The newspapers instantly picked up on the crime, dubbing it the St. Valentine's Day Massacre.  The story appeared on front pages around the country, making Capone a national celebrity.  But to his dismay, this new found celebrity also brought a new level of attention from federal law enforcement culminating in his conviction for tax evasion and incarceration at Alcatraz.

Saturday, February 4, 2017

Chocolate—The Food Of Love

Valentine's Day is when the chocolate industry happily counts its profits.  Certainly other items also come to mind such as flowers, cards and jewelry.  But chocolate reigns supreme for the holiday.

The history of chocolate goes back more than two thousand years.  Cocoa has long been associated with passion, romance, and love.  It's a concept that traces to the ancient Aztecs, with archaeological records indicating that before them the Mayans were consuming cocoa as long ago as 600 B.C. and possibly even earlier than that.

The Aztecs believed it was a source of spiritual wisdom, energy, and sexual power.  It was widely served at wedding ceremonies.  The ancient civilizations of Central and South America did not know chocolate as we do today.  They consumed cocoa as a drink, its naturally bitter taste possibly altered by adding chili peppers to the water and cocoa.

When the Spanish explorers first brought cocoa home with them in 1585, they experimented by mixing it with sugar and vanilla to make a sweeter tasting drink.  The result was a type of hot chocolate popular among the upper classes who were the only ones who could afford it.  Cocoa was also added to baked goods to give them added flavor.  By the first half of the eighteenth century cocoa production had increased and the price had fallen so that it became affordable to the general population of Europe and also the European colonies in the New World.

By the nineteenth century things were moving along nicely for those involved in the manufacture of chocolate.  In 1828, Conrad van Houton of Holland invented a process to make a refined cocoa powder which increased the output of the usable powder from a given crop of cocoa beans which further lowered the price.

The first chocolate candies as we know them today were invented in the 1860s by Cadbury, a British candy maker, who was also the first to sell them in a heart-shaped box for Valentine's Day.
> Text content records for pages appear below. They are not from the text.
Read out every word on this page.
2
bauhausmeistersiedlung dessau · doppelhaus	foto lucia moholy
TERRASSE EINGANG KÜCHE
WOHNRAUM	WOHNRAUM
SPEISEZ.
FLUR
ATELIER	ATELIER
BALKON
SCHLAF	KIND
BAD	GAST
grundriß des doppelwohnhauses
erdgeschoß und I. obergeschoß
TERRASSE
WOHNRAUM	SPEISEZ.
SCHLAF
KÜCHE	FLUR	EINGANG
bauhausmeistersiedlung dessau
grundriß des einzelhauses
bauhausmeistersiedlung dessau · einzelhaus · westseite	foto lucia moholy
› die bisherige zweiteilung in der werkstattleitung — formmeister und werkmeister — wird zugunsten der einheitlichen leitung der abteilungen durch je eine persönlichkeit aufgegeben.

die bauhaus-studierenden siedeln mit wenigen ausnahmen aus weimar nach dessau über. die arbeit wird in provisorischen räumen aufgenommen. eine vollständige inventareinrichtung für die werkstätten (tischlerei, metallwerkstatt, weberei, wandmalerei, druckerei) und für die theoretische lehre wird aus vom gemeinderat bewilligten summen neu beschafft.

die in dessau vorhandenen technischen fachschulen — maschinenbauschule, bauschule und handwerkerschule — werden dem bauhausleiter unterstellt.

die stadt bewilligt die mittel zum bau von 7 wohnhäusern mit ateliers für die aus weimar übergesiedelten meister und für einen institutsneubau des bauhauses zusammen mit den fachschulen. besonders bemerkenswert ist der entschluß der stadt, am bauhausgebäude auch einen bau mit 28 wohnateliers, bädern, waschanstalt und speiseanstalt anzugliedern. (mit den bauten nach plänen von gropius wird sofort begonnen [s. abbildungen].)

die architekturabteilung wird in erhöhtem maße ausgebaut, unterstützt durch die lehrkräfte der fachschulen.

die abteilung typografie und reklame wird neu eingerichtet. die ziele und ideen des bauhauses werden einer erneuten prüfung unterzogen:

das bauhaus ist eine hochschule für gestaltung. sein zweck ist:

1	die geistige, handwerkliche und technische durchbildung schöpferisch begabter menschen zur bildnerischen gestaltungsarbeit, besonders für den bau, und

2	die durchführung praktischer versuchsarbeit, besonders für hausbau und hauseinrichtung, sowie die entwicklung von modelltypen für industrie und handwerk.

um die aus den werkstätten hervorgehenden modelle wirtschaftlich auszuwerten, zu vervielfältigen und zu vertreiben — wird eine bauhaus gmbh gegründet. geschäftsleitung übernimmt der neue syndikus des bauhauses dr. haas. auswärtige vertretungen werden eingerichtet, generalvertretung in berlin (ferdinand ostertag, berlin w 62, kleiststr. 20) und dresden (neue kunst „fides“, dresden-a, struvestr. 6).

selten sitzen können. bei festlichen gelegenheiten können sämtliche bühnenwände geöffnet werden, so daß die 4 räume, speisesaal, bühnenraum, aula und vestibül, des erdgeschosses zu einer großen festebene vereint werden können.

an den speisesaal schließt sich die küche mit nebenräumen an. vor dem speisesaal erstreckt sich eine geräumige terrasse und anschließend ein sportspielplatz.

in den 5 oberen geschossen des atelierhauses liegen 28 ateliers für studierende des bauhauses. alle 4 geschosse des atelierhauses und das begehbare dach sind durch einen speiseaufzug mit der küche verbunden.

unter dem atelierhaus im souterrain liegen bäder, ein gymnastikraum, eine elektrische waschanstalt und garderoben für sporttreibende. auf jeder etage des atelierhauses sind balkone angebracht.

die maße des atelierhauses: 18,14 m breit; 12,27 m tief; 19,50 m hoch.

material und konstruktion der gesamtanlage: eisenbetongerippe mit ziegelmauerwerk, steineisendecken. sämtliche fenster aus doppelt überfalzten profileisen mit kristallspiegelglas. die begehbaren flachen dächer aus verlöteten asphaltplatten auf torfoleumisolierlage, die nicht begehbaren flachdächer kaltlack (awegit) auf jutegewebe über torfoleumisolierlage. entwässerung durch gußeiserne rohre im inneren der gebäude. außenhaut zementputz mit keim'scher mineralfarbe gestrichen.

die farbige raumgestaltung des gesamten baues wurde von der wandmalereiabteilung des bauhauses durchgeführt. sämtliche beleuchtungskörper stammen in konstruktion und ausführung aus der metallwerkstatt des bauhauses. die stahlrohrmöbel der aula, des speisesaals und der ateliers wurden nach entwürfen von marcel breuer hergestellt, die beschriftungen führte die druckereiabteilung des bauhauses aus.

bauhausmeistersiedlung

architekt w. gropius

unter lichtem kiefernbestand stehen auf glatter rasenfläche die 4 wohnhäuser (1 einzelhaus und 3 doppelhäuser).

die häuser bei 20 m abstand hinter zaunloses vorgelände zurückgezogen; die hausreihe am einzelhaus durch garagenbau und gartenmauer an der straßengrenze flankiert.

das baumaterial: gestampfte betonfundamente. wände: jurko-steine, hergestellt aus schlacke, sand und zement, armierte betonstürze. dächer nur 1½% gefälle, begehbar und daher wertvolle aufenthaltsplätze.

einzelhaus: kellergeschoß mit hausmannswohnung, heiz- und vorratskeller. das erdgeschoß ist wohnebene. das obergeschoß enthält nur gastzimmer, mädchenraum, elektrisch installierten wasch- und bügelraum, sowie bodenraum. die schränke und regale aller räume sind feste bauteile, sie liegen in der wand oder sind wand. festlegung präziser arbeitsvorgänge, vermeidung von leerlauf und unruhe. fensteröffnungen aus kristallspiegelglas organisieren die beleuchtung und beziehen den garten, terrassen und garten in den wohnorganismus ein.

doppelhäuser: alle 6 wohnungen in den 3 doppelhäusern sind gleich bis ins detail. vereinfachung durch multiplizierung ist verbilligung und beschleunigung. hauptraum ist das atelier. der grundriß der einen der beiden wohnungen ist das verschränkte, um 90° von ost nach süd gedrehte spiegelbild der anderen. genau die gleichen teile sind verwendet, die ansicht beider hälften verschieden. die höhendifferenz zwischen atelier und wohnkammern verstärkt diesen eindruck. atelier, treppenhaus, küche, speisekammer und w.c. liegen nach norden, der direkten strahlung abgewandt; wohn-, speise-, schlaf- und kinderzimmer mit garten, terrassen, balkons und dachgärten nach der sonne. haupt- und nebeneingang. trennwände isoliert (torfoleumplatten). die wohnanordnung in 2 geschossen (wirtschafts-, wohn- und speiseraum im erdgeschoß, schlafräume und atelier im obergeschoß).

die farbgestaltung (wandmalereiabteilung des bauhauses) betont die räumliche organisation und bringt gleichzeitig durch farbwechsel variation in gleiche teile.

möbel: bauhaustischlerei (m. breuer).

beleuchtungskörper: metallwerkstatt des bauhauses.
Another big advance came in 1878 when a Swiss chocolate seller, Daniel Peter, invented a process for making candy out of milk chocolate—a process picked up by Nestle.  In 1913 Jules Sechaud, a Swiss chocolate maker, created the first chocolate candy with cream and other fillings and the modern soft centered chocolate candies were born.

And thus chocolate candies joined the ranks of flowers and jewelry in the courtship ritual.

Chocolate, including chocolate candy, is liked by most people, but women tend to have a somewhat greater affinity for it than men.  Chocolate is more than food.  It not only fills your stomach, it also makes you feel good.  Many people believe that chocolate is an aphrodisiac.  While it is true that chocolate does contain organic substances which have a physical feel good affect on the body, the amounts are not that great.

Critics claim the benefits of eating chocolate are small compared to the sugar and fat contained in a chocolate bar.  However, the best chocolate—dark chocolate with high cocoa butter content rather than milk chocolate—has no added fat with a high percentage of cocoa solids and correspondingly less sugar.  Dark chocolate will never be considered a health food based on its nutritional value, but it is still good for you.  It's good for your heart, relieves stress, and makes you feel good.  What more could you want?
Chocolate has long been associated with passion, romance, and love.  This association goes all the way back to the Aztecs.  Valentine's Day is a celebration of romance.  Chocolate is both an everyday pleasure and a token of love.  Valentine's Day and chocolate make a perfect match.  Men have long known in dealing with women that chocolate is almost always a safe gift. Chocolate is given as a token of love and is equally viable as a peace offering when he has done something to anger his love.

Chocolate—the all purpose taste treat that's good any time of the year.